Larry Niven and Edward M. Lerner, Fleet of Worlds (Tor, 2007)

I've been reading Niven's Known Space stories for nigh unto thirty years now. That's dozens of novels and probably hundreds of short stories that he (and others) have written since he wrote the very first story nearly forty years ago. His best known tale set in Known Space is Ringworld, a 1970 novel that won both the Hugo and Nebula awards! He went on to write three more novels set around the matter of Louis Wu, Ringworld, and what happens there. What he has not told in any meaningful sense is the mass migration of Pearson's Puppeteers from the Galaxy after they discovered that the Core starts had exploded and a wave of radiation would soon sterilize the entire galaxy. Hence the title of the novel -- Fleet of Worlds.

Niven may well have created one of the most unique alien species anyone has written of in Peirson's Puppeteers. To quote Wikipedia:

Puppeteers have two forelegs and a single hind leg ending in hooved feet and two snake-like heads instead of a humanoid upper body. The heads are very small, with a forked tongue, extensive rubbery lips, rimmed with finger-like knobs, and a single eye per head. The heads do not contain the Puppeteer's brain; it resides near the shoulder in a massive mane-covered hump from which the heads emerge.
And the behaviour of the Puppeteers is just as fascinating -- their leader's title is The Hundmost and avoiding direct risks to self and species override all other concerns. Humans and Kzins will get into fights whereas Puppeteers will never (sane ones that is) get themselves into a situation where danger might occur.

Warning -- spoilers follow. Lots of them. There's no way I can do this review without talking about the plot. If you're a Niven fan, just go buy the book. It's that good! Hell, it's the finest Known Space work in many, many years that I've had the pleasure to read.

So what happens when a Puppeteer ship encounters a slower than light colony ship? Oh, servants would be ever so useful So they (apparently) kill off the crew and develop the cold sleep colonists into their farming world population -- a population that does not even know humanity exists. For centuries, this society of Colonists and the Puppeteers (who call themselves Citizens) exists more or less happy with what they know. But the day comes when the Puppeteers need the Colonists to scout ahead of the Fleet of Worlds, which is quite literally a set of transformed worlds traveling just below light speed using a drive the Puppeteers purchased from the Outsiders at a price beyond comprehension (as no sane Puppeteer, being a herd animal, would travel by starship anywhere). (Niven does not make it all clear how a species that are herd dwelling herbivores become intelligent. To quote Speaker-To-Animals in Ringworld, how much intelligence does it take to sneak up on a leaf? Perhaps another Known Space novel or story will answer that puzzler!) Indeed the Puppeteers in their trillions all dwell on one world -- a world that has no artificial sun, as that would add to the already considerable heat problem created by the Puppeteers in their trillions!

But humans are naturally curious, so the crew of the scout ship discovers that the Puppeteers have deliberately lied about what happened to the Colonists, and that the lost history of their voyage and their forebearers still exists.
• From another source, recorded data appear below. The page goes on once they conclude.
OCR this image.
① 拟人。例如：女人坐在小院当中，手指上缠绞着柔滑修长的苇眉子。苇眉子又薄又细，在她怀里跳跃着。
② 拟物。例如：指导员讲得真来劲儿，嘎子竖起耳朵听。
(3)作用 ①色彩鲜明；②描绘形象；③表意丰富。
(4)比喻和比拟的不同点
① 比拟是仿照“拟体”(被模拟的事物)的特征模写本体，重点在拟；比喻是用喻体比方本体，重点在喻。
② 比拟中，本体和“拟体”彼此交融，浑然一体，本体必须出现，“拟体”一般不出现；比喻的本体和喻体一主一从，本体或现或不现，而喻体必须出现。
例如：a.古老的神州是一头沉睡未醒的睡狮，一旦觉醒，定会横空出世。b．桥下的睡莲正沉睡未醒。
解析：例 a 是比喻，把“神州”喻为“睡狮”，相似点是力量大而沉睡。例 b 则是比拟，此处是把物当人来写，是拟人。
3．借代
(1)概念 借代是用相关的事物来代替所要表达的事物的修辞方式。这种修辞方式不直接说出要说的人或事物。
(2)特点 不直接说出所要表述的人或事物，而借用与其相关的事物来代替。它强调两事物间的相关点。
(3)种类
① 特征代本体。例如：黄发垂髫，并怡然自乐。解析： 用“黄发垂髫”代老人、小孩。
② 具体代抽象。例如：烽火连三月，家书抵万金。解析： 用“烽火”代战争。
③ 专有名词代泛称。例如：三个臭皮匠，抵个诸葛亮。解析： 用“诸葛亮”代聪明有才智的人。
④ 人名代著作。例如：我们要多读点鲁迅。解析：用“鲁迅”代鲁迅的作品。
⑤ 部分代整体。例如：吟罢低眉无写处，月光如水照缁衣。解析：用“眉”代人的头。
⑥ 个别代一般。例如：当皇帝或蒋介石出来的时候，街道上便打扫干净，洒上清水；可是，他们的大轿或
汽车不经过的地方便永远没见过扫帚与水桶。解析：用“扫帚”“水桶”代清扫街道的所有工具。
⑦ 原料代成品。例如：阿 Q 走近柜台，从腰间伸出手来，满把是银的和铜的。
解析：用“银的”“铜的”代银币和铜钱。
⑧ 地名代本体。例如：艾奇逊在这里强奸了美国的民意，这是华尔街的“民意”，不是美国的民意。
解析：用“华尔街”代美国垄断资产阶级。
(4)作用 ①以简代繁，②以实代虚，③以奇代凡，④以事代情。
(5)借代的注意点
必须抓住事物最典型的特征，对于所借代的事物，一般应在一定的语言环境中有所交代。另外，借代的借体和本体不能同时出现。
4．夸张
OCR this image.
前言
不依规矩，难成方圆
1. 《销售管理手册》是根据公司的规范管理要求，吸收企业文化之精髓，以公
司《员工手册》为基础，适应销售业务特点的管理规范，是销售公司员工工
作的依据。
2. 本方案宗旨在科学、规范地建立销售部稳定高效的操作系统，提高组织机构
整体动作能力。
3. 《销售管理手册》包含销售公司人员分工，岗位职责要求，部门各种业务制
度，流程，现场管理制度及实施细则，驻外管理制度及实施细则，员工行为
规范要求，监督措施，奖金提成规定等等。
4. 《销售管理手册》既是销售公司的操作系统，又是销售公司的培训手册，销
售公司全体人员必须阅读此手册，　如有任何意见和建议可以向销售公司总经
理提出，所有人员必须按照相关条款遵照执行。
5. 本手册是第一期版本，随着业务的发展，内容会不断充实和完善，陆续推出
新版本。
You can guess that all will not be the same with the relationship between Citizens and Colonists ever again. Not that the Puppeteers will stop attempting to pull the strings of their vassal species . . . . Indeed the Puppeteer government believes right to the end that they have manipulated the situation so that the newly freed humans are still doing their bidding, suggesting how little Puppeteers undertsand about how humans really behave.

Fleet of Worlds significantly fills in much of the background of the Known Space history that Niven has created over a very long period of time. The Larry Niven discussion often has long conversations over what is Known Space canon and what is not. This novel will no doubt create new arguments among them as to how the facts here fit into what is now known. Nothing known is contradicted here, but deatils certainly are added in.

This is an essential read for anyone interested in how good science fiction can be. My only caution is that it'll makea lot more sense if you at least read Ringworld first, as it essentially is a prequel to the events there.